A former smugglers' hideaway, Port Isaac's The Slipway dates back to 1527, and having functioned as a seaside guest house and hotel since World War, it's now a café, bar and restaurant with rooms. Serving up crowd-pleasing dishes, which take inspiration from Cornwall's wonderful produce, The Slipway is a great spot for all occasions, whether you're looking for a sandwich and a drink at lunchtime or something more substantial in the evening. With stunning views of the historic fishing village's gorgeous port, The Slipway is a truly charming spot to come for food.

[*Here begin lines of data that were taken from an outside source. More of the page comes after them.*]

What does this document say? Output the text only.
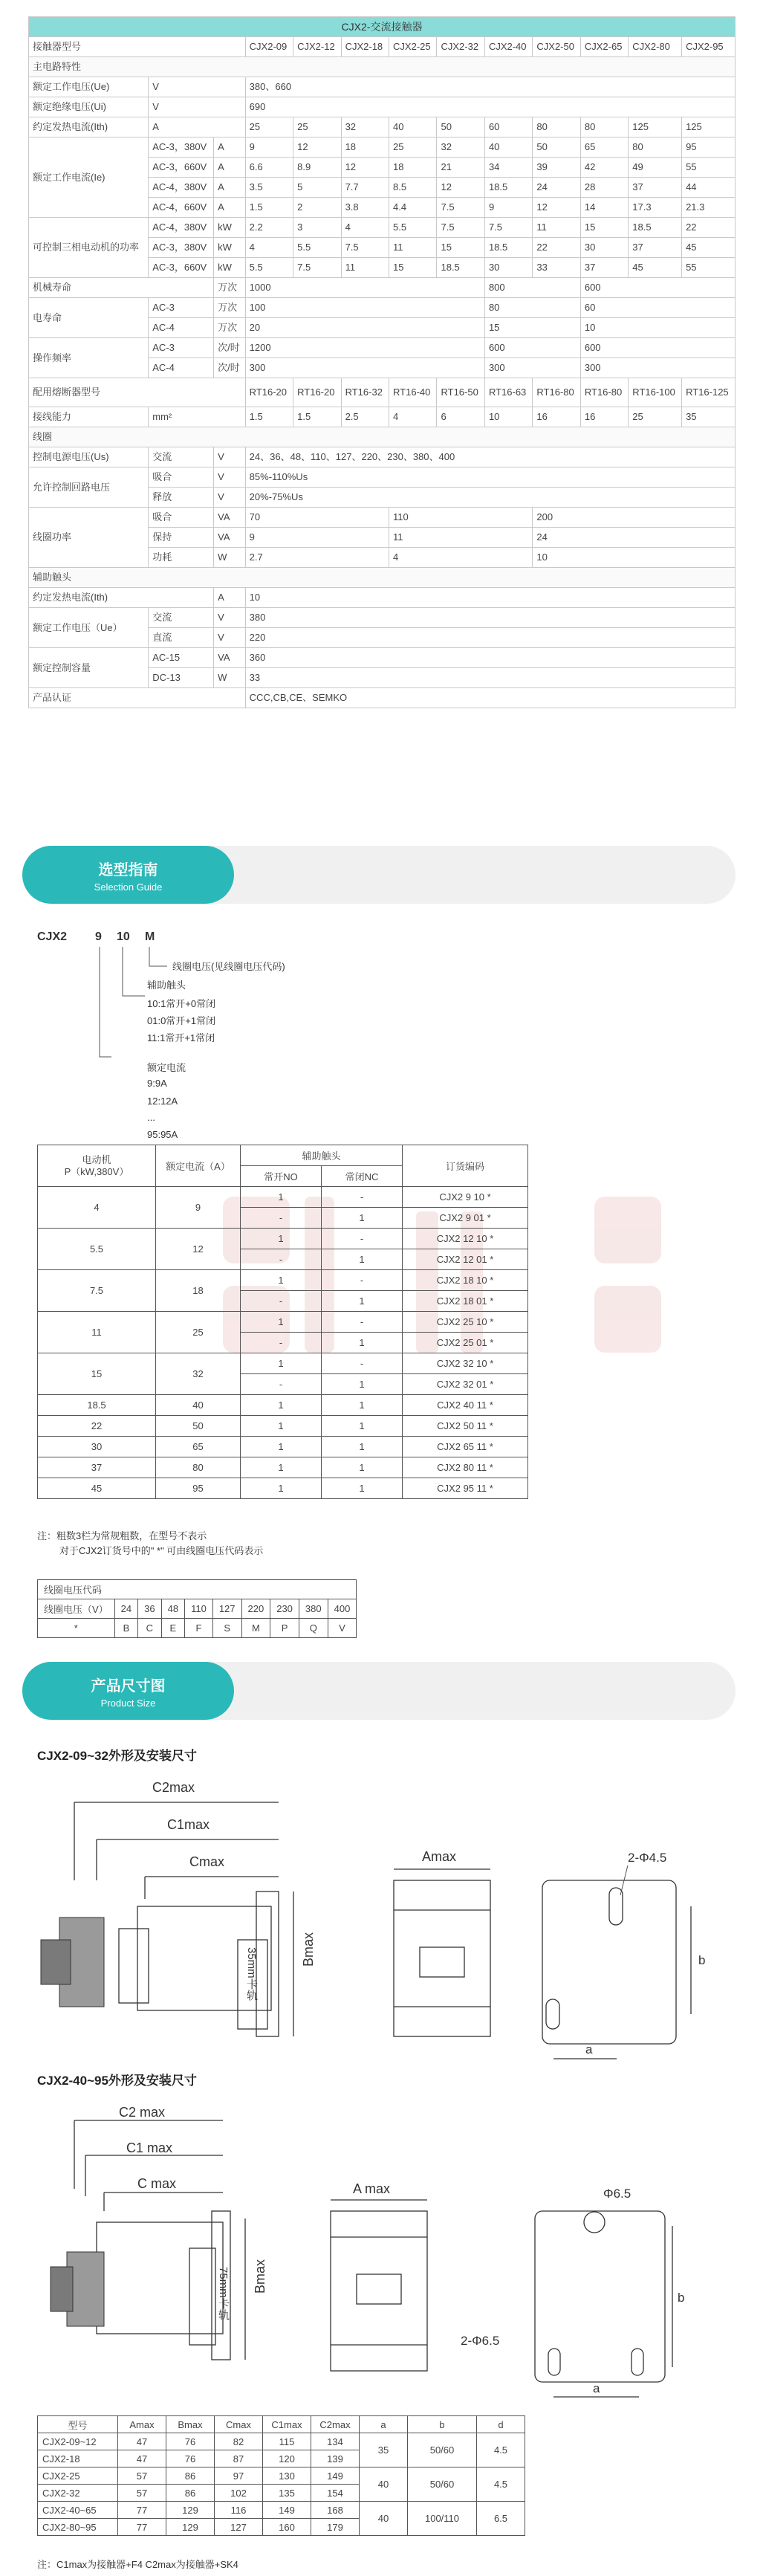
CJX2-交流接触器												
接触器型号			CJX2-09	CJX2-12	CJX2-18	CJX2-25	CJX2-32	CJX2-40	CJX2-50	CJX2-65	CJX2-80	CJX2-95
主电路特性												
额定工作电压(Ue)	V		380、660									
额定绝缘电压(Ui)	V		690									
约定发热电流(Ith)	A		25	25	32	40	50	60	80	80	125	125
额定工作电流(Ie)	AC-3，380V	A	9	12	18	25	32	40	50	65	80	95
	AC-3，660V	A	6.6	8.9	12	18	21	34	39	42	49	55
	AC-4，380V	A	3.5	5	7.7	8.5	12	18.5	24	28	37	44
	AC-4，660V	A	1.5	2	3.8	4.4	7.5	9	12	14	17.3	21.3
可控制三相电动机的功率	AC-4，380V	kW	2.2	3	4	5.5	7.5	7.5	11	15	18.5	22
	AC-3，380V	kW	4	5.5	7.5	11	15	18.5	22	30	37	45
	AC-3，660V	kW	5.5	7.5	11	15	18.5	30	33	37	45	55
机械寿命		万次	1000					800		600		
电寿命	AC-3	万次	100					80		60		
	AC-4	万次	20					15		10		
操作频率	AC-3	次/时	1200					600		600		
	AC-4	次/时	300					300		300		
配用熔断器型号			RT16-20	RT16-20	RT16-32	RT16-40	RT16-50	RT16-63	RT16-80	RT16-80	RT16-100	RT16-125
接线能力	mm²		1.5	1.5	2.5	4	6	10	16	16	25	35
线圈												
控制电源电压(Us)	交流	V	24、36、48、110、127、220、230、380、400									
允许控制回路电压	吸合	V	85%-110%Us									
	释放	V	20%-75%Us									
线圈功率	吸合	VA	70			110			200			
	保持	VA	9			11			24			
	功耗	W	2.7			4			10			
辅助触头												
约定发热电流(Ith)		A	10									
额定工作电压（Ue）	交流	V	380									
	直流	V	220									
额定控制容量	AC-15	VA	360									
	DC-13	W	33									
产品认证			CCC,CB,CE、SEMKO									
选型指南
Selection Guide
CJX2 9 10 M
线圈电压(见线圈电压代码)
辅助触头
10:1常开+0常闭
01:0常开+1常闭
11:1常开+1常闭
额定电流
9:9A
12:12A
...
95:95A
电动机
P（kW,380V）	额定电流（A）	辅助触头		订货编码
		常开NO	常闭NC	
4	9	1	-	CJX2 9 10 *
		-	1	CJX2 9 01 *
5.5	12	1	-	CJX2 12 10 *
		-	1	CJX2 12 01 *
7.5	18	1	-	CJX2 18 10 *
		-	1	CJX2 18 01 *
11	25	1	-	CJX2 25 10 *
		-	1	CJX2 25 01 *
15	32	1	-	CJX2 32 10 *
		-	1	CJX2 32 01 *
18.5	40	1	1	CJX2 40 11 *
22	50	1	1	CJX2 50 11 *
30	65	1	1	CJX2 65 11 *
37	80	1	1	CJX2 80 11 *
45	95	1	1	CJX2 95 11 *
注：粗数3栏为常规粗数，在型号不表示
对于CJX2订货号中的" *" 可由线圈电压代码表示
线圈电压代码									
线圈电压（V）	24	36	48	110	127	220	230	380	400
*	B	C	E	F	S	M	P	Q	V
产品尺寸图
Product Size
CJX2-09~32外形及安装尺寸
C2max
C1max
Cmax
35mm卡轨	Bmax
Amax	2-Φ4.5
b
a
CJX2-40~95外形及安装尺寸
C2 max
C1 max
C max
75mm卡轨 Bmax
A max	Φ6.5
2-Φ6.5
b
a
型号	Amax	Bmax	Cmax	C1max	C2max	a	b	d
CJX2-09~12	47	76	82	115	134	35	50/60	4.5
CJX2-18	47	76	87	120	139			
CJX2-25	57	86	97	130	149	40	50/60	4.5
CJX2-32	57	86	102	135	154			
CJX2-40~65	77	129	116	149	168	40	100/110	6.5
CJX2-80~95	77	129	127	160	179			
注：C1max为接触器+F4 C2max为接触器+SK4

The Slipway was listed by the National Trust in 1969 due it being an architecturally and historically important building, meaning that it's retained much of its charm over the years. The café is based out on a gorgeous terrace, which overlooks the water, while the restaurant and bar is located indoors over two floors. When it comes to the interiors of the restaurant, high ceilings and exposed beams give the space a rustic feel while the large windows and pale colour scheme ensure the restaurant is always light and bright. Aa cast iron light fitting hangs from above and there's the odd framed picture on the wall.

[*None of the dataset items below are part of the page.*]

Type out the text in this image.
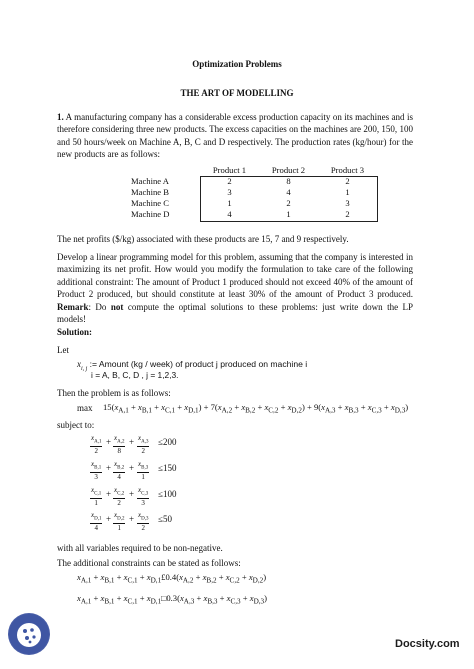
Optimization Problems
THE ART OF MODELLING
1. A manufacturing company has a considerable excess production capacity on its machines and is therefore considering three new products. The excess capacities on the machines are 200, 150, 100 and 50 hours/week on Machine A, B, C and D respectively. The production rates (kg/hour) for the new products are as follows:
	Product 1	Product 2	Product 3
Machine A	2	8	2
Machine B	3	4	1
Machine C	1	2	3
Machine D	4	1	2
The net profits ($/kg) associated with these products are 15, 7 and 9 respectively.
Develop a linear programming model for this problem, assuming that the company is interested in maximizing its net profit. How would you modify the formulation to take care of the following additional constraint: The amount of Product 1 produced should not exceed 40% of the amount of Product 2 produced, but should constitute at least 30% of the amount of Product 3 produced. Remark: Do not compute the optimal solutions to these problems: just write down the LP models!
Solution:
Let
$x_{i, j}$ := Amount (kg / week) of product j produced on machine i
i = A, B, C, D , j = 1,2,3.
Then the problem is as follows:
$\max 15(x_{A,1} + x_{B,1} + x_{C,1} + x_{D,1}) + 7(x_{A,2} + x_{B,2} + x_{C,2} + x_{D,2}) + 9(x_{A,3} + x_{B,3} + x_{C,3} + x_{D,3})$
subject to:
$\frac{x_{A,1}}{2} + \frac{x_{A,2}}{8} + \frac{x_{A,3}}{2} \le 200$
$\frac{x_{B,1}}{3} + \frac{x_{B,2}}{4} + \frac{x_{B,3}}{1} \le 150$
$\frac{x_{C,1}}{1} + \frac{x_{C,2}}{2} + \frac{x_{C,3}}{3} \le 100$
$\frac{x_{D,1}}{4} + \frac{x_{D,2}}{1} + \frac{x_{D,3}}{2} \le 50$
with all variables required to be non-negative.
The additional constraints can be stated as follows:
$x_{A,1} + x_{B,1} + x_{C,1}$ + $x_{D,1}£0.4(x_{A,2} + x_{B,2} + x_{C,2} + x_{D,2})$
$x_{A,1} + x_{B,1} + x_{C,1}$ + $x_{D,1}□0.3(x_{A,3} + x_{B,3} + x_{C,3} + x_{D,3})$
Docsity.com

Throughout the day a range of scones, cakes pastries and sandwiches are available alongside teas and coffees, whereas the evening sees a more formal menu served in the restaurant focused around local seafood. You can expect light bites on the menu such as crispy squid with lemon and dill mayo, and a goat's cheese salad with burnt apple puree, while main courses range from a selection of burgers to a traditional fish and chips with all the trimmings.
Choose from the range of Cornish beers and ciders on offer from the bar, as well as a choice of wines available by the bottle and glass.